To find an answer on how AI is transforming manufacturing she interviewed Artem Kroupenev, Augury’s Vice President of Strategy. He broke down the current scenario into two different main applications – machine health and process health – with machine health (via predictive maintenance) leading the way.

The Economies Of Scale

“We have found that within the machine health space, especially around rotating equipment, after having built enough of a library of different failure modes on different machines, we can see that there are a lot of similarities that actually benefit from economies of scale and having a very large database,” he adds. In other words, a pump tends to fail in the same way independent of the factory or industry it’s being used in. 

However, process health remains trickier since it’s much more specific to each production line. “Even identical processes and identical production lines could have different objectives,” says Artem. 

For this reason, machine health has generally proven to be better at scaling faster. But Augury is currently working hard in making process health technologies more rapidly scaleable. “There are many common denominators across different types of processes, but the way you build the AI solution for process engineering needs to take into account the differences and be flexible enough to be able to provide value across a number of different processes,” says Artem. 

Every Case Is Different

However, there are still cases when machine health applications can lag – such as when more established manufacturers have to work around with their legacy systems. “A machine health application actually moves quicker in some cases, for example, in the food and beverage industry versus something like oil and gas, where they have 30 years of reliability practices,” says Artem. “There’s a little bit of change management that needs to happen.”

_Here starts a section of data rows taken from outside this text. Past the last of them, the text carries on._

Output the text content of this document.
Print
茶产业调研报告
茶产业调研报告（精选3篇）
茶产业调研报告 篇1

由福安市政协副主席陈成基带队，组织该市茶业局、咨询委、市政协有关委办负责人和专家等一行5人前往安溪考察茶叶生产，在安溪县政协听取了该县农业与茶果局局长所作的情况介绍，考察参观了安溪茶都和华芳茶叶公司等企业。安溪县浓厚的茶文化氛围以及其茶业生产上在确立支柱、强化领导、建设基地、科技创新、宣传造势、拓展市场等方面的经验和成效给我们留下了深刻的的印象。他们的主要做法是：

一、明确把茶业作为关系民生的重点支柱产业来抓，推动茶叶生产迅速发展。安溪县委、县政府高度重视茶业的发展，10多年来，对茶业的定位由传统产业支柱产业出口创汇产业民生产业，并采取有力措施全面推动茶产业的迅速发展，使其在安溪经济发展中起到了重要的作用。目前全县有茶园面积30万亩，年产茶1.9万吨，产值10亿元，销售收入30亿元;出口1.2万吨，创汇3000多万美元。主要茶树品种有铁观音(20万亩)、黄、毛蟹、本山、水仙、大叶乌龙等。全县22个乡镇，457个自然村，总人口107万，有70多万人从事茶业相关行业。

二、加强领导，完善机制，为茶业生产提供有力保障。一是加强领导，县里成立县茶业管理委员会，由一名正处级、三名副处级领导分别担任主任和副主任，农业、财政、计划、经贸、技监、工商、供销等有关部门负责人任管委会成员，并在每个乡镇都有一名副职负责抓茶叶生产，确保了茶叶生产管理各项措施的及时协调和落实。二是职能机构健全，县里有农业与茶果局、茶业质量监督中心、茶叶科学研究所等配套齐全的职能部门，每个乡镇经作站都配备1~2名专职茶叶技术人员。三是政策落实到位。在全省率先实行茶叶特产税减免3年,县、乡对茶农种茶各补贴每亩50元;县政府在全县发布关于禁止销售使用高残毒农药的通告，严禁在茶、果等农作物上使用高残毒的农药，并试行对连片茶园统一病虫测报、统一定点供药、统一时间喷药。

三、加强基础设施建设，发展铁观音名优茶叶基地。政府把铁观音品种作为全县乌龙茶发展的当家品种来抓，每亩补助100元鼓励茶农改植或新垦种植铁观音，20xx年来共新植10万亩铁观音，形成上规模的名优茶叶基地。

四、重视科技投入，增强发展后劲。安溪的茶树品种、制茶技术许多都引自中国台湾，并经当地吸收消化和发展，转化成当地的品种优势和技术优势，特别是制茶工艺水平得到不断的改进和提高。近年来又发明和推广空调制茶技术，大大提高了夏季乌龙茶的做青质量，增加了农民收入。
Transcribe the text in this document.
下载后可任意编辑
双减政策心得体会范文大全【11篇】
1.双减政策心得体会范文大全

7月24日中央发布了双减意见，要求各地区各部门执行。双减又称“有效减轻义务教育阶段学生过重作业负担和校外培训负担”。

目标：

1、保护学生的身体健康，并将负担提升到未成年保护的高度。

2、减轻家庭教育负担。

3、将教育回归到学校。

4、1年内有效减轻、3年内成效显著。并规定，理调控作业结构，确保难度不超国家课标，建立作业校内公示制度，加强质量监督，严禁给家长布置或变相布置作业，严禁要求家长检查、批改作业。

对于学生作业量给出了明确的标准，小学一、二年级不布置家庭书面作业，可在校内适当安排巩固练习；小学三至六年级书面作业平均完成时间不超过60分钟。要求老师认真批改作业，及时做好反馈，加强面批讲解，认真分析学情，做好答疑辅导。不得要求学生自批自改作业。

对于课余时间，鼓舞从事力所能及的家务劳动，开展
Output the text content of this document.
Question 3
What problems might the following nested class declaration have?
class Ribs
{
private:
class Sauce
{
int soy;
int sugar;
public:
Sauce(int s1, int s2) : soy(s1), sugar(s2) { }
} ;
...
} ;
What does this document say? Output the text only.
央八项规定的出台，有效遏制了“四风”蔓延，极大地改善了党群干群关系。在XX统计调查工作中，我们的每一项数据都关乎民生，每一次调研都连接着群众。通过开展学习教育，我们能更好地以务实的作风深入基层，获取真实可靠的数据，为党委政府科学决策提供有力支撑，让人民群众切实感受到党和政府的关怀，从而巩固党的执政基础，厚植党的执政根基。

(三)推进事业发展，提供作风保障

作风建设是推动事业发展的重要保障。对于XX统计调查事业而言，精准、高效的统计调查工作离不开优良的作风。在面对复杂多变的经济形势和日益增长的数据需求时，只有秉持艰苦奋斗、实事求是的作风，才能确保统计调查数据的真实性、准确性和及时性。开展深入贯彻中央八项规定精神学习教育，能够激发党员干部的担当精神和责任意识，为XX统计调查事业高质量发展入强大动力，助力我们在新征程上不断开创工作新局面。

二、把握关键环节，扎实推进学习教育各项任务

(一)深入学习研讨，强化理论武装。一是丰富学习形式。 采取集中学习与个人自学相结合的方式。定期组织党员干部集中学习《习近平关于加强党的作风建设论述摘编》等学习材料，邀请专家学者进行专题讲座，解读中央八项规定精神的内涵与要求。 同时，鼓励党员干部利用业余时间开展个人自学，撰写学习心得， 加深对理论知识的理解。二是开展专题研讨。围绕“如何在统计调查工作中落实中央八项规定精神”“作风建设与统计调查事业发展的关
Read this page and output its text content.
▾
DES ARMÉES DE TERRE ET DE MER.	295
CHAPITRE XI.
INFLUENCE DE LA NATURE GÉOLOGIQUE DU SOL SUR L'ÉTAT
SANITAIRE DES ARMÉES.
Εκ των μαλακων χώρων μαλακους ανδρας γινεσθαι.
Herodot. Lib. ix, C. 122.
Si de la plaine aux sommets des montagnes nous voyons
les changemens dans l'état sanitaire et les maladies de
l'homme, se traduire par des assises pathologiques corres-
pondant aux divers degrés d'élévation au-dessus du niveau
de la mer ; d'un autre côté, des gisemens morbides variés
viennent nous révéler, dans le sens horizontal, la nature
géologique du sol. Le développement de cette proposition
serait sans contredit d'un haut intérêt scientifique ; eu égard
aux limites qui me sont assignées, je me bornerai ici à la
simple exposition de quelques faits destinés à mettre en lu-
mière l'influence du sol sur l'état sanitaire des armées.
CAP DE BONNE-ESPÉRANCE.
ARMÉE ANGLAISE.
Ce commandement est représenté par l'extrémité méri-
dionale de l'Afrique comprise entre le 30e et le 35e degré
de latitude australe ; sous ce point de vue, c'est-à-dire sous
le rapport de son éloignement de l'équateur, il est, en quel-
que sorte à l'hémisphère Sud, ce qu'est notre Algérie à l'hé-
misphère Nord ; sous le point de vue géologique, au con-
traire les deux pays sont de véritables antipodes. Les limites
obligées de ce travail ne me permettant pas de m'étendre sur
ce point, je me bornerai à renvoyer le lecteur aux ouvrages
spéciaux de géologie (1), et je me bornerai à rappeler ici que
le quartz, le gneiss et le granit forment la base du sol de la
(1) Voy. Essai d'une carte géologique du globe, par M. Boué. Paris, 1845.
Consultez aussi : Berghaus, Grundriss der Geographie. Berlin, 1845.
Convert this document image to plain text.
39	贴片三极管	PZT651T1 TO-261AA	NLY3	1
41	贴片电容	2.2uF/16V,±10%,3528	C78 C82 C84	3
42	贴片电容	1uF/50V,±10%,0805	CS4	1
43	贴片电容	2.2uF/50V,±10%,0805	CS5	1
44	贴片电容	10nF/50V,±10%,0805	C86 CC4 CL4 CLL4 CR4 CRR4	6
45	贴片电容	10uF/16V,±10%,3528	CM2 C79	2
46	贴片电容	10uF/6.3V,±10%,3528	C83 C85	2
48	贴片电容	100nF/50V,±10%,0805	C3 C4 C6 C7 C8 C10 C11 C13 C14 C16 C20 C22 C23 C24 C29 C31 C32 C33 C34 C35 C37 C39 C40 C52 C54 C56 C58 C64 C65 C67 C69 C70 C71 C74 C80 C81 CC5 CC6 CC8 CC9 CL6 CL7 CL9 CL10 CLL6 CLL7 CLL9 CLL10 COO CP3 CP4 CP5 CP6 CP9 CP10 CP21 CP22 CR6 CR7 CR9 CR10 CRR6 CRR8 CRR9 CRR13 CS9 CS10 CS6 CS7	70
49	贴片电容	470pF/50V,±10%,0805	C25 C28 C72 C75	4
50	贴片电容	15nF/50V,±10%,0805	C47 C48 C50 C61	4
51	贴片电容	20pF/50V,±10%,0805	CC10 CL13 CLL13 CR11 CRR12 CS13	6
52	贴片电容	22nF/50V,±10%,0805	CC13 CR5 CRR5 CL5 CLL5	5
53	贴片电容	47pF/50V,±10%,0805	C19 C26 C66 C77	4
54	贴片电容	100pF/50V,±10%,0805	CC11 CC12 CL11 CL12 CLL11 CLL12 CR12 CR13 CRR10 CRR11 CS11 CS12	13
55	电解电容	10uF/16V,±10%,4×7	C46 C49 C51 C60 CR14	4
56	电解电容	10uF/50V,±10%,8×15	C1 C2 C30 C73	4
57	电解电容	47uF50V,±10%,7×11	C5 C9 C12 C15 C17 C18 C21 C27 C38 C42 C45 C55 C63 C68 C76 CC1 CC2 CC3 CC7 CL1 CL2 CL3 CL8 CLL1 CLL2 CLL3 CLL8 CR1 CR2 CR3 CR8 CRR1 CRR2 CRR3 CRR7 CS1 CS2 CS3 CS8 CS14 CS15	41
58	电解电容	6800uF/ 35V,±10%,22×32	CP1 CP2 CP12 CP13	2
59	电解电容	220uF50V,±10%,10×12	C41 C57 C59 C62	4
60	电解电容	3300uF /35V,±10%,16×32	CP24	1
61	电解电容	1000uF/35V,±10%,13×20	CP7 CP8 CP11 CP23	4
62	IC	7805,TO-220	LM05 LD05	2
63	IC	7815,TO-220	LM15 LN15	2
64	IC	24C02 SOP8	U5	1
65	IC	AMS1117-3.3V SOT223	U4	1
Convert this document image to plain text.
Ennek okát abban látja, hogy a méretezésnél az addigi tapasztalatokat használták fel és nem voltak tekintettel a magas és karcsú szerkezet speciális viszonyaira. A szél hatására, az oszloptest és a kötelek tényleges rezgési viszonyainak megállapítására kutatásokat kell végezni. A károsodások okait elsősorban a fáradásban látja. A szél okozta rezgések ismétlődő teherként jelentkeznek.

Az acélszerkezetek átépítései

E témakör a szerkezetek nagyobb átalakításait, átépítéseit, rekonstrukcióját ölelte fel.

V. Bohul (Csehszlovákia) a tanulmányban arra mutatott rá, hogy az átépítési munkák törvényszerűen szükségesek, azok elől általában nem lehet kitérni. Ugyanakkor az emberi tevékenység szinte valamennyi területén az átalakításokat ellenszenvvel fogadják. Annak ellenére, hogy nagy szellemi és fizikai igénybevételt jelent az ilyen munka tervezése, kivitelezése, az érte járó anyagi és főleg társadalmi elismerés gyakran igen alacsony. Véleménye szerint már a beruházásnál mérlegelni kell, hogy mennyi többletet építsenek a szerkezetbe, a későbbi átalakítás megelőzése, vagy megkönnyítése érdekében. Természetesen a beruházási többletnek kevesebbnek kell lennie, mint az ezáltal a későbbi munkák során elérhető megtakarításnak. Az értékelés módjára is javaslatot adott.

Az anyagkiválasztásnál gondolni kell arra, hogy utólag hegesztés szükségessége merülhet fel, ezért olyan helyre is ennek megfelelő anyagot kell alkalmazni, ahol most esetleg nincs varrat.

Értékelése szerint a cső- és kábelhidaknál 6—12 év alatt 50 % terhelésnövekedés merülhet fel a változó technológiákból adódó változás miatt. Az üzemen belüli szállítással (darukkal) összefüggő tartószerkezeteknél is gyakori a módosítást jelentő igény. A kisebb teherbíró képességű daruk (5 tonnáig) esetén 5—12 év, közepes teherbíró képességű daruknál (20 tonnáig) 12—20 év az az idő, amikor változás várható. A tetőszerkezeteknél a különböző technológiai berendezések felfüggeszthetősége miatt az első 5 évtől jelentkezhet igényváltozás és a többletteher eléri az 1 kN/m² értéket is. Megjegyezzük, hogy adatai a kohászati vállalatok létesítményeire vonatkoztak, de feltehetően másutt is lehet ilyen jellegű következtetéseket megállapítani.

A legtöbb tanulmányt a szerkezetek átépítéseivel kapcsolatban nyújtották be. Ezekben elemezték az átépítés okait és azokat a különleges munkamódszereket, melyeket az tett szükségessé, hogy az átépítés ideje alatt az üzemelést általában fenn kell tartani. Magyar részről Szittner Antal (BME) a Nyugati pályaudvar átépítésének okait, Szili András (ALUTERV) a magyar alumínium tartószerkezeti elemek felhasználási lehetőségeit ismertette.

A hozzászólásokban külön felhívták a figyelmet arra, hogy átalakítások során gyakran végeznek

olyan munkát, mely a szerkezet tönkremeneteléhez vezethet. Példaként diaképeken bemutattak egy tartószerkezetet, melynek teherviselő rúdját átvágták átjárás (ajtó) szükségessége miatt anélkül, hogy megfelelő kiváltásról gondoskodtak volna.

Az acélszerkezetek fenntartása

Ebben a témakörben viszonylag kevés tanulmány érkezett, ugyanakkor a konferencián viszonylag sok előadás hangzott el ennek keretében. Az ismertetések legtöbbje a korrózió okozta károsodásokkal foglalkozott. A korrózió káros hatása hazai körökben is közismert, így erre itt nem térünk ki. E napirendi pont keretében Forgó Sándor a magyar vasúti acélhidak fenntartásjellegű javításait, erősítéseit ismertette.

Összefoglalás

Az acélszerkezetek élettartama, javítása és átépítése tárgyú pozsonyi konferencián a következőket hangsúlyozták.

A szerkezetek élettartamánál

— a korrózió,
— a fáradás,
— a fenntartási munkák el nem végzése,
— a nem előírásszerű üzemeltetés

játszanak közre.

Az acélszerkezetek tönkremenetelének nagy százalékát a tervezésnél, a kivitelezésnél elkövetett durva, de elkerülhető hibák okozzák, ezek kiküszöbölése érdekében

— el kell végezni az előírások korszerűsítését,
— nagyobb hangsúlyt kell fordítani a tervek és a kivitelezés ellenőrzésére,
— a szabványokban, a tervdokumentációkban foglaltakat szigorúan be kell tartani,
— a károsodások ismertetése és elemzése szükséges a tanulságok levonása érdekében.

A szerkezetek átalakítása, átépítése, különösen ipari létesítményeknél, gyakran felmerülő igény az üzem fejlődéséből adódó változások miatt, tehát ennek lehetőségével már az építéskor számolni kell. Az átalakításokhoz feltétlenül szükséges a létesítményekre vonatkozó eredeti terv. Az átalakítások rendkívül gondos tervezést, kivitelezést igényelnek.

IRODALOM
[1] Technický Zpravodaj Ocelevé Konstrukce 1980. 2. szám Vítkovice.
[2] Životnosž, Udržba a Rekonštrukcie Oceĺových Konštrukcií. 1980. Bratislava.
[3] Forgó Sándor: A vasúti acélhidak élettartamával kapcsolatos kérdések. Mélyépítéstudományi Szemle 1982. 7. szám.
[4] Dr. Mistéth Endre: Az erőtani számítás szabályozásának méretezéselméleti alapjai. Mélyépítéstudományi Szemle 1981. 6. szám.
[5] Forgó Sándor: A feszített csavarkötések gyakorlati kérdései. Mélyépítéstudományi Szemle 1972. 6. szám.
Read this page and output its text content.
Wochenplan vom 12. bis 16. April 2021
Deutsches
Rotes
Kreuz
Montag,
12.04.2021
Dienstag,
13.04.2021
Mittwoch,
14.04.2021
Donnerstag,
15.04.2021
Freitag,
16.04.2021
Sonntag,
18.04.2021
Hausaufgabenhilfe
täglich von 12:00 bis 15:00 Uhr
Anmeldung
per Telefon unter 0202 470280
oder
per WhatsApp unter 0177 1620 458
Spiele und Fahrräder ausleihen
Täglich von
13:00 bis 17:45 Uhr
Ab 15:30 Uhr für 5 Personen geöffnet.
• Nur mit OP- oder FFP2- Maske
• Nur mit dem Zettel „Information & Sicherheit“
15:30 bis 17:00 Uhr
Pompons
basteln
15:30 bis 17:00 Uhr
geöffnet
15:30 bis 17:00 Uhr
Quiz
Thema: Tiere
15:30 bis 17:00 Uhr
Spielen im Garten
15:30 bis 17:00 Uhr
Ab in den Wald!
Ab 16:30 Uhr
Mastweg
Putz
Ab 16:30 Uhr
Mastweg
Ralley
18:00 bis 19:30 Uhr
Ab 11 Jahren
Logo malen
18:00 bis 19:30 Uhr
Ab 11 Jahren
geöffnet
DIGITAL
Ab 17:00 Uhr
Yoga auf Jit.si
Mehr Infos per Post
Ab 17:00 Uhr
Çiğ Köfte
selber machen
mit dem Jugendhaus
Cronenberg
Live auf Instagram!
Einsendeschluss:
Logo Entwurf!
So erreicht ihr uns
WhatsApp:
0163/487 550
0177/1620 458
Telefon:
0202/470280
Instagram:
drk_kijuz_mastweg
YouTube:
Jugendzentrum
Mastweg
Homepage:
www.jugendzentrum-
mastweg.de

Conversely, a more established company may already have the right data collection and measuring protocols in place, which can allow them to move faster with a process health solution. 

Meanwhile, there are more than enough success stories out there to inspire manufacturers to more actively chase full digital transformation. Look at Dupont. This company has embraced AI-driven machine health, albeit backed by human vibration analysts, to now enjoy equipment predictions that have proven to be 100% accurate.

Who wouldn’t scale in such a scenario?